The opinion of the court was delivered by: LASKER
The Commissioner of Education of the State of New York and the New York State Division of Human Rights (state defendants) move for summary judgment on the grounds that the court lacks subject matter jurisdiction and that there is no genuine issue as to any material fact.
The Board of Education of the City of New York and Irving Anker, the Chancellor of the New York City School District (the Board), brought this action in April 1977 against the Department of Health, Education and Welfare and its Secretary, Joseph Califano (HEW), the state defendants, and certain male and female physical education teachers in the New York City School system, both individually and as representatives of classes of male and female teachers, respectively. The Board initiated this action seeking declaratory and injunctive relief to resolve allegedly disparate determinations by the state defendants and HEW as to the legality of merged seniority lists for male and female physical education teachers, and to uphold the legality of the proposed merger.
Until 1973, the Board gave separate examinations for male and female physical education teachers, and consequently maintained separate lists for eligible candidates for appointment and for seniority, since the lists were based in part on those examinations.
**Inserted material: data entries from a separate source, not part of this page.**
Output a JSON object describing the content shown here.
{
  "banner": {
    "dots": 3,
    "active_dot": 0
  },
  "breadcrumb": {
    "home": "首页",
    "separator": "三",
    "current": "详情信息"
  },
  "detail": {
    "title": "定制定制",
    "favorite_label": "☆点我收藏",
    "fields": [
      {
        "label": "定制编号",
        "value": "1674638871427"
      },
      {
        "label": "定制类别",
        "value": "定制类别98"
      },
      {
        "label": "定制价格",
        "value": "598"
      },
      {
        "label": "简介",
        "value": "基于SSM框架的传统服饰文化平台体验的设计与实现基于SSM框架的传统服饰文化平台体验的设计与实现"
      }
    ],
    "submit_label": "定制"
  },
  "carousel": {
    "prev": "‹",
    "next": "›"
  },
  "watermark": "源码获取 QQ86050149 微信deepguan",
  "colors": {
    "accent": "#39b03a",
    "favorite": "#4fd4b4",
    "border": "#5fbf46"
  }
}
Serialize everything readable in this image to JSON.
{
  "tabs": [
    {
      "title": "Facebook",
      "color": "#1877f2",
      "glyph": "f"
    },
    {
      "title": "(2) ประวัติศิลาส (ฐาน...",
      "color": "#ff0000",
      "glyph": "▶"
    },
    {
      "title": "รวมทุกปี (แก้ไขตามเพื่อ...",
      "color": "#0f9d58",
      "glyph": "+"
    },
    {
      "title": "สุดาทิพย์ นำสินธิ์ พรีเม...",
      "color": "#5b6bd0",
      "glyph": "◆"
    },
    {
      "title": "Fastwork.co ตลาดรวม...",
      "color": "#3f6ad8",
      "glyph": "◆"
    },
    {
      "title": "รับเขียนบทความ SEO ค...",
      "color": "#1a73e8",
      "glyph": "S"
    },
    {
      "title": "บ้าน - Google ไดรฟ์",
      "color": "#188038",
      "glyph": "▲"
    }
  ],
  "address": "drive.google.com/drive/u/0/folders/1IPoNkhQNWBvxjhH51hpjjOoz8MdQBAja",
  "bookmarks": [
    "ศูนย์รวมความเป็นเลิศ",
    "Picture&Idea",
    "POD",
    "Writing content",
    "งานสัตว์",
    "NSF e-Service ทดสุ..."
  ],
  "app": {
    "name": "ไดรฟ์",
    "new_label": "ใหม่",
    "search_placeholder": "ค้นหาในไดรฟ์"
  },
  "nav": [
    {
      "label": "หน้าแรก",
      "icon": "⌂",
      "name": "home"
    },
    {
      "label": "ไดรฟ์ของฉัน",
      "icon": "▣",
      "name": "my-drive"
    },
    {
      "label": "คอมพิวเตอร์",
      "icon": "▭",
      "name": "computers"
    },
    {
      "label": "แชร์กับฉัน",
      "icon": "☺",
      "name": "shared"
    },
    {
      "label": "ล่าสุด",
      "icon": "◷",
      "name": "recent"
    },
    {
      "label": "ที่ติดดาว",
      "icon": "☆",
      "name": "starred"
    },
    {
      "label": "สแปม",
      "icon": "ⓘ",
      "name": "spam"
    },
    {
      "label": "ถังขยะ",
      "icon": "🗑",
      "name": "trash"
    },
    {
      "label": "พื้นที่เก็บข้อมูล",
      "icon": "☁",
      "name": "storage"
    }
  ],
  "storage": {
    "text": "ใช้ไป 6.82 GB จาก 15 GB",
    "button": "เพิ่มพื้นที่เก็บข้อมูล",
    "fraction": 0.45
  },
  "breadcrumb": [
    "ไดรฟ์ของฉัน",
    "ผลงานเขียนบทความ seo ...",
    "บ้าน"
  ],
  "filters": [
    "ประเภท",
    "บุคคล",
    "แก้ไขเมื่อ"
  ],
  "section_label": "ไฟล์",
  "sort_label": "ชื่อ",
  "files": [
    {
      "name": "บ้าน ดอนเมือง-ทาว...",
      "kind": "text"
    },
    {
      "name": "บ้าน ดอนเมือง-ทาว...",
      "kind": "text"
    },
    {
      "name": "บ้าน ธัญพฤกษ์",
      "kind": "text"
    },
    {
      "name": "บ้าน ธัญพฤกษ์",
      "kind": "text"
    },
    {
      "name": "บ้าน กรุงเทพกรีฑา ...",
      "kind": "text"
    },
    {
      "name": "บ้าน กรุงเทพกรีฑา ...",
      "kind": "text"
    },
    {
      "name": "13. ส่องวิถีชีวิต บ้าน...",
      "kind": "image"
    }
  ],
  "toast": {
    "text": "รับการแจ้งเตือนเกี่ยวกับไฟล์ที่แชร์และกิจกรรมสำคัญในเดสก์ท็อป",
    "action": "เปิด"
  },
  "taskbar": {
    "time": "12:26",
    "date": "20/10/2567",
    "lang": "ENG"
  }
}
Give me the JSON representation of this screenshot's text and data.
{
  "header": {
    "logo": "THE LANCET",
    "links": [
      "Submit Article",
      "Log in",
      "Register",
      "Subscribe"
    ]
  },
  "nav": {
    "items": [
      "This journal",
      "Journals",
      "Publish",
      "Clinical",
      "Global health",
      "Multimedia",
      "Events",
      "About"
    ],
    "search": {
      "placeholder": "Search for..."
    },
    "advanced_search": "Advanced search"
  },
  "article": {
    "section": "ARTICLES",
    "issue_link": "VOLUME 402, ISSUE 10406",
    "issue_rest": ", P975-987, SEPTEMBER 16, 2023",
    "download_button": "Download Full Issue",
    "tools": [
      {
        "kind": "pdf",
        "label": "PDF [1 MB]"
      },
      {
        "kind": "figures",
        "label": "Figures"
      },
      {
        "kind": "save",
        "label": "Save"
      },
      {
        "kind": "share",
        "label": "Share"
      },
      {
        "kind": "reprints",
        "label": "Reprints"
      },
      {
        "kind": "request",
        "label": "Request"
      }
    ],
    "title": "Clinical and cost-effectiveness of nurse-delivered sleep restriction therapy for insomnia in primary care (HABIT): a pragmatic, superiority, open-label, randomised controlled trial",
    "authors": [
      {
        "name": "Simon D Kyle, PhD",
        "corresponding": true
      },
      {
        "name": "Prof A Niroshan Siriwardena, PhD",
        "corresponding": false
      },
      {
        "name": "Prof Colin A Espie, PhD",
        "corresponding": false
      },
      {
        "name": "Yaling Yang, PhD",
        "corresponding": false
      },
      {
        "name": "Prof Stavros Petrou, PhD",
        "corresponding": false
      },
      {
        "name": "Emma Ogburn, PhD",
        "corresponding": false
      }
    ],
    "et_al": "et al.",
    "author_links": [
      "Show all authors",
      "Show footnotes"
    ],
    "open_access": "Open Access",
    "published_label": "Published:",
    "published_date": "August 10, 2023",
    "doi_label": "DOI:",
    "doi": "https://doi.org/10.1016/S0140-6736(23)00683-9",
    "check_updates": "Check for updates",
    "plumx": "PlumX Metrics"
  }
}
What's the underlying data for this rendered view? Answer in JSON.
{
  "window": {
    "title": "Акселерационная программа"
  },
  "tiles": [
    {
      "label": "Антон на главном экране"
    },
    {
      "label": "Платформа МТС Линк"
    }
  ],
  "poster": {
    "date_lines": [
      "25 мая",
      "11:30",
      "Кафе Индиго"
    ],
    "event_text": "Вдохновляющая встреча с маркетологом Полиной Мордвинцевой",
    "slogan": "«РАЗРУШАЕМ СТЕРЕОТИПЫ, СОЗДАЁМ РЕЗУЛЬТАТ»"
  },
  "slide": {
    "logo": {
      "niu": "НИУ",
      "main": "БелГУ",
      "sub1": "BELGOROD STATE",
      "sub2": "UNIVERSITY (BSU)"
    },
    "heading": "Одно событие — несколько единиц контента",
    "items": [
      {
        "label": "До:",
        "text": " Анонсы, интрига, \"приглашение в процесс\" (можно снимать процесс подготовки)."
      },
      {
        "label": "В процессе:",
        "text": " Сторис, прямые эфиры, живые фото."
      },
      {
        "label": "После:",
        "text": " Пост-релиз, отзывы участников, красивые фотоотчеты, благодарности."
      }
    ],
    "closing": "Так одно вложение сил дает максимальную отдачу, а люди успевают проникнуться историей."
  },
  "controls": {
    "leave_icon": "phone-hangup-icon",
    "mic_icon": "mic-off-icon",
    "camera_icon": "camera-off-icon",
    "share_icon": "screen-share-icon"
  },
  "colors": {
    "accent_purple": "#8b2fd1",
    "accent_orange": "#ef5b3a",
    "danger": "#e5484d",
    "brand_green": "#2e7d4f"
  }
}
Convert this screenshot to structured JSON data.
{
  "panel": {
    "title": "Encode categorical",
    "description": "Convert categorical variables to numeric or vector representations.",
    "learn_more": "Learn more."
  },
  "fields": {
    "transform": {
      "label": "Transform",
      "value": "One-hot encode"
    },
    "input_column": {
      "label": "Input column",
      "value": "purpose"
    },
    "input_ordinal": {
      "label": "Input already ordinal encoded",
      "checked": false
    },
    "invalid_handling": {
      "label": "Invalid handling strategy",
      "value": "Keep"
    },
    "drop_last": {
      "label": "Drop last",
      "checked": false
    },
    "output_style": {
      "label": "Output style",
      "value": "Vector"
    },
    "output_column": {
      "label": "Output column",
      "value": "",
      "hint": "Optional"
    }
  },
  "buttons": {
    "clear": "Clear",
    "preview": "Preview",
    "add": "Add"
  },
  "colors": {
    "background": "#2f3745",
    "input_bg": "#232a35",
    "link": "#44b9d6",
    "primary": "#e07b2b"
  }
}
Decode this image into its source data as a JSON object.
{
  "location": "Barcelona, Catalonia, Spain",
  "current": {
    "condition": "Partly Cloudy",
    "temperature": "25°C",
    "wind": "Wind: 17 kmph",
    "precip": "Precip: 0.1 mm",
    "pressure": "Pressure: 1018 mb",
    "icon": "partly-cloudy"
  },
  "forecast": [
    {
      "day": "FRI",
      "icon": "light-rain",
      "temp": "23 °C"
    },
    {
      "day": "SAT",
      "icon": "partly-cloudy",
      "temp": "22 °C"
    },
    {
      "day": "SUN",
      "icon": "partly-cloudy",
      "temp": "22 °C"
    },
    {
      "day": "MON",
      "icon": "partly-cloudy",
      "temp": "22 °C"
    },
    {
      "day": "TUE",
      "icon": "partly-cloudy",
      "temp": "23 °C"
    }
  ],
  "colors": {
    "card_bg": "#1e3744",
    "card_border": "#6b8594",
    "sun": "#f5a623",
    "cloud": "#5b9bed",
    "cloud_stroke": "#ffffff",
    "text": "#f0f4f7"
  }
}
On October 5, 1976, the State Commissioner of Education ordered the Board to merge the seniority lists because the maintenance of separate lists constituted unlawful sex discrimination. While the Board was preparing to comply with the Commissioner's order, a representative of HEW informed the Board that HEW was considering whether the proposed merger would violate Title IX, 20 U.S.C. §§ 1681 Et seq.
Considering itself caught between the order by the state's Commissioner to merge the seniority lists, and the letter from the HEW representative indicating that HEW was investigating whether the merged lists would violate Title IX, the Board filed this action, essentially seeking a determination as to who was right.
In an order dated December 15, 1977, the Court dismissed HEW from the action. The Court found that no case or controversy existed between the Board and HEW because HEW had not made a formal determination as to the legality of the proposed merger or to withhold federal funds, and so had not taken a position on the legality of the merger.
For reasons similar to those which led to granting HEW's motion to dismiss, the present motion for summary judgment is granted. To invoke the jurisdiction of a federal court, a plaintiff must establish that an actual case or controversy exists between the parties. U.S.Const. art. III, § 2; Steffel v. Thompson, 415 U.S. 452, 458-60, 94 S. Ct. 1209, 39 L. Ed. 2d 505 (1974); O'Shea v. Littleton, 414 U.S. 488, 493-99, 94 S. Ct. 669, 38 L. Ed. 2d 674 (1974). The Board brought this action to obtain a resolution of allegedly conflicting determinations by the state defendants and HEW. But this Court has determined previously that HEW has not taken a position as to the legality of the proposed merger,
and that therefore no controversy existed between the Board and HEW. Similarly, there can be no conflict between the positions of the state defendants and HEW when HEW has not taken a position. Since the Board seeks to uphold the policy of merged lists, its position is in accord with that of the state defendants and there is no controversy between the Board and the state defendants.
The only controversy between the parties to which the Board has pointed involves the counterclaim for back pay which the male teachers have filed against the Board. However, this controversy lies between the Board and the teachers. No claim has been filed against the state defendants by the teachers, nor are they necessary parties to the determination of the counterclaim.
There being no controversy between the state defendants and any of the remaining parties to the litigation, the motion for summary judgment dismissing the action against the state defendants is granted.